Maron liebäugelt seit längerer Zeit mit so genannt rechter Literatur. Seit zirka 10 Jahren kritisiert sie  den Islam. Das bleibt ihr nicht nur unbenommen, sondern es führt zu keinen ernsthaften Sanktionen. Dass sie dafür aus den Medien nicht immer zustimmende Reaktionen erfährt, liegt zunächst an der Meinungspluralität in diesem, unserem Lande. Sie lebt ja seit 1988 nicht mehr in der DDR, deren abgewirtschaftete Machthaber ihr großzügiger Weise ein Drei - Jahres - Visum für die BED gewährt hatten.

Unappetitlich wird allerdings ihre Nähe zu Faschisten und jenen Personen, die sie zu Helfern und Helfershelfern auserkoren oder gewonnen haben. In den Medien, so auch in dem " SPIEGEL " - Artikel  " Schwarzes Schaf ", (  " DER SPIEGEL ", 44, 2020, S. 117 ff ) wird in diesem Zusammenhang der Name Susanne Dagen genannt. Diese Dame aus Dresden hat enge Bande zu dem selbst ernannten Vordenker der " Neuen Rechten " Götz Kubitschek über dessen Ehefrau geknüpft. 

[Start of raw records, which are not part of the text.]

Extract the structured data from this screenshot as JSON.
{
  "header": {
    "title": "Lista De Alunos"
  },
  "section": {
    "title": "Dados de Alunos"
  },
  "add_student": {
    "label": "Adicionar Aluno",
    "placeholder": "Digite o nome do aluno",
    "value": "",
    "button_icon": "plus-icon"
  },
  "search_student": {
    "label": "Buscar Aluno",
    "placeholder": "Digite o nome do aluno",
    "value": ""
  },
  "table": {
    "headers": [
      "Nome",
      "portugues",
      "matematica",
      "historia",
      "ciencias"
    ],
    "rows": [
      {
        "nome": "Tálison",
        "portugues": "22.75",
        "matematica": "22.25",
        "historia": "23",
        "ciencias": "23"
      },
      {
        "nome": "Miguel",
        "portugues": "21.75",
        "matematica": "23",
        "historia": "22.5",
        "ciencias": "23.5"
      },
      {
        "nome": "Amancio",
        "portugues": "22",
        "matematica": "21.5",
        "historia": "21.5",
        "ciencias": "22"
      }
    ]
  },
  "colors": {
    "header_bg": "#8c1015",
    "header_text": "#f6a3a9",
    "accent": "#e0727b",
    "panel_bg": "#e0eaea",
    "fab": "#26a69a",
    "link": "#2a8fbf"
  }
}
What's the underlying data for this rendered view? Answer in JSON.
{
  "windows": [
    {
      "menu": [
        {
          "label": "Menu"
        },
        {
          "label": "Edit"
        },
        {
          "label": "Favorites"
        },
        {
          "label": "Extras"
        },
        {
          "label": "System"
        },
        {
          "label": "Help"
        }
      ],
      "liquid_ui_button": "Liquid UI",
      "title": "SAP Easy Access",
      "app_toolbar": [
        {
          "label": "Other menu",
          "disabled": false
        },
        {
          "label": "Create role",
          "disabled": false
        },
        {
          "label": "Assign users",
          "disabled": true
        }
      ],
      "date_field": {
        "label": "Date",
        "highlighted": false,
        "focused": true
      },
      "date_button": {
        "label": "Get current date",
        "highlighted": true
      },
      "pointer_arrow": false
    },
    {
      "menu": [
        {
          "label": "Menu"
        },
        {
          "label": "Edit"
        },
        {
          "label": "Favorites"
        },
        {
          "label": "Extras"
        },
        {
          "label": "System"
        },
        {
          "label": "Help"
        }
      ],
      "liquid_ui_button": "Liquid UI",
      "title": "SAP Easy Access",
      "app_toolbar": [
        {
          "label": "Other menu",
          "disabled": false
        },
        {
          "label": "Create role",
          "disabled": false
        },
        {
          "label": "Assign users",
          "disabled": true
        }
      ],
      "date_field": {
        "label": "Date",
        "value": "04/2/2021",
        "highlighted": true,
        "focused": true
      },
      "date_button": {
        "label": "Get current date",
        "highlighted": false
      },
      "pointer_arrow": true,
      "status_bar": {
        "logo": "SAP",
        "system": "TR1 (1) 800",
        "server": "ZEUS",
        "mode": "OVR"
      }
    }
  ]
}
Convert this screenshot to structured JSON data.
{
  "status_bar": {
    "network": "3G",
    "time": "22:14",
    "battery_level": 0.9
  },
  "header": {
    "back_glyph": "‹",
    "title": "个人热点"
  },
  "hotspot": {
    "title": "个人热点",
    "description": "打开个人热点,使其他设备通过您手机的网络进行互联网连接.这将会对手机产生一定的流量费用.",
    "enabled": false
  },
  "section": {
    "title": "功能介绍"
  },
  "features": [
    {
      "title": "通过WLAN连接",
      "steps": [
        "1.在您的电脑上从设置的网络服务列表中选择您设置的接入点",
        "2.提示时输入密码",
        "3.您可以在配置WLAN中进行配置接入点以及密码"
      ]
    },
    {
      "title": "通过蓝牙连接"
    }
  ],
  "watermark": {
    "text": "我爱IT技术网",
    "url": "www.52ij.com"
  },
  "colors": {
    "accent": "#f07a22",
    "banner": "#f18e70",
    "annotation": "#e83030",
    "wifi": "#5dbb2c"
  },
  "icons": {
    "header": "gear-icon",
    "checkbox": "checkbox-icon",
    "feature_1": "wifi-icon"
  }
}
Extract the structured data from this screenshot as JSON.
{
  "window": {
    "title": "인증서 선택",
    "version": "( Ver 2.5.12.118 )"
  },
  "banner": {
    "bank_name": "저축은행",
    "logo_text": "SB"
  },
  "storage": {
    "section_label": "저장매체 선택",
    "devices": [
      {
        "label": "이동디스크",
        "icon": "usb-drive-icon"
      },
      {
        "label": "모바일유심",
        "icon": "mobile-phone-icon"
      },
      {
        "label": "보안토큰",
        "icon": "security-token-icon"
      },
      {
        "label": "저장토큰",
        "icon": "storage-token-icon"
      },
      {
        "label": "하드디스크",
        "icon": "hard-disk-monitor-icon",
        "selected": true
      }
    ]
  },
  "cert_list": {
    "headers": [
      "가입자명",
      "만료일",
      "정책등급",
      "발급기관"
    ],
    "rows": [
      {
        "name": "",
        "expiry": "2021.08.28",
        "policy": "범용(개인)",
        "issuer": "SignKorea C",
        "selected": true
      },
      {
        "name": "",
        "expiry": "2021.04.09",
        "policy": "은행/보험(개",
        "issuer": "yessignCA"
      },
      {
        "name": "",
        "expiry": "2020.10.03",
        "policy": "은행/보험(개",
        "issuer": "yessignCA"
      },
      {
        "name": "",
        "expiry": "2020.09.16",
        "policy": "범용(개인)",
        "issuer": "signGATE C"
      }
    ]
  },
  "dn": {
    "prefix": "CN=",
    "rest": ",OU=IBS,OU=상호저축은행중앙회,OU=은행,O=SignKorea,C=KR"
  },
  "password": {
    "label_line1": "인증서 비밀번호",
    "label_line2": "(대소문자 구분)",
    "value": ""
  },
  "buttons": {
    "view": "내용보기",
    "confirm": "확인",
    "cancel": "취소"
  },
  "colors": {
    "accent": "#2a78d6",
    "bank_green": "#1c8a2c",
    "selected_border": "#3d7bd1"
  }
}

 https://de.wikipedia.org/wiki/Susanne_Dagen

Nun hat sich der bekannte S. Fischer Verlag von Frau Maron getrennt. Hierzu entbrannte - wie nicht anders zu erwarten - eine kontroverse öffentliche Debatte. Es wurde von einem " fatalen Einschüchterungssignal " gesprochen, von dem " Verstoß " gegen ein " moralisches Reinheitsgebot " und ähnlichem Schwulst. Kollegen, wie die ebenfalls in der ehemaligen DDR geboren Jörg Berning und Uwe Tellkamp solidarisierten sich mit Maron. Dieses verwundert den kritischen Betrachter der " Pegida " nahen und Dresdner Szenerie nicht. Schließlich bleibt es auch angeblichen Rechtsintellektuellen frei gestellt, mit abstrusen, abwegigen und plattitüdenhaften Einstellungen und Meinung zu versuchen, den eigenen Bekanntheitsgrad zu steigern, um damit Moneten zu verdienen.   

Bei aller Aufgeregtheit bleibt indes festzuhalten, dass sowohl der Schriftstellerin Maron als auch dem S. Fischer Verlag es unbenommen bleibt, ihre geschäftliche Beziehung zu beenden, zu veränder oder somit auch fortzuführen. es gibt zwischen den beiden ehemaligen Partner kein Kontrahierungszwang, was im Umkehrschluss bedeutet, sofern keine vertraglich fixierten Rechten und Pflichten vorliegen, kann der Verlag davon absehen, ein ihm vorgelegtes Manuskript in Buchform oder sonstwie zu veröffentlichen. Wenn die Schriftstellerin Maron auf dann auf einen anderen Publizierungsweg zurückgreifen möchte  - bitte schön!

Andererseits bleibt es sicherlich fragwürdig, dass allein das Verbreiten einer bestimmten Meinung oder abweichenden Gedankenguts, welche oder welches mit einer vorherrschenden Meinung nicht kompatibel ist, dazu führen kann, in eine bestimmte Schublade abgelegt zu werden. Noch sind die Grundrechte bindend. Das gilt auch für die freie, die unzensierte Meinungsäußerung. Und dieses dürfte auch in der Causa Maron der Fall sein. Hier von einer Beschränkung, Einschränkung oder gar Zensur zu reden und zu schreiben, ist unredlich. Derartige grundrechtswidrige Handlungen können eh nur durch staatliche Organe begangene werden. Und - bei aller Kritik zu der Entscheidung, die Zusammenarbeit mit Frau Maron nicht fortführen zu wollen -, der S. Fischer Verlag aus Stuttgart am Neckar ist kein Staatsorgan. Er ist Teil eines Medienkonzerns, dessen Entscheidungen sich an den bestehenden Marktbedingungen orientieren. Wenn mit einer Schriftstellerin kein Geld zu verdienen ist, wird sie eben abgelegt. Wenn sie mit den braunen Schmuddelkindern schreibt, aber auch?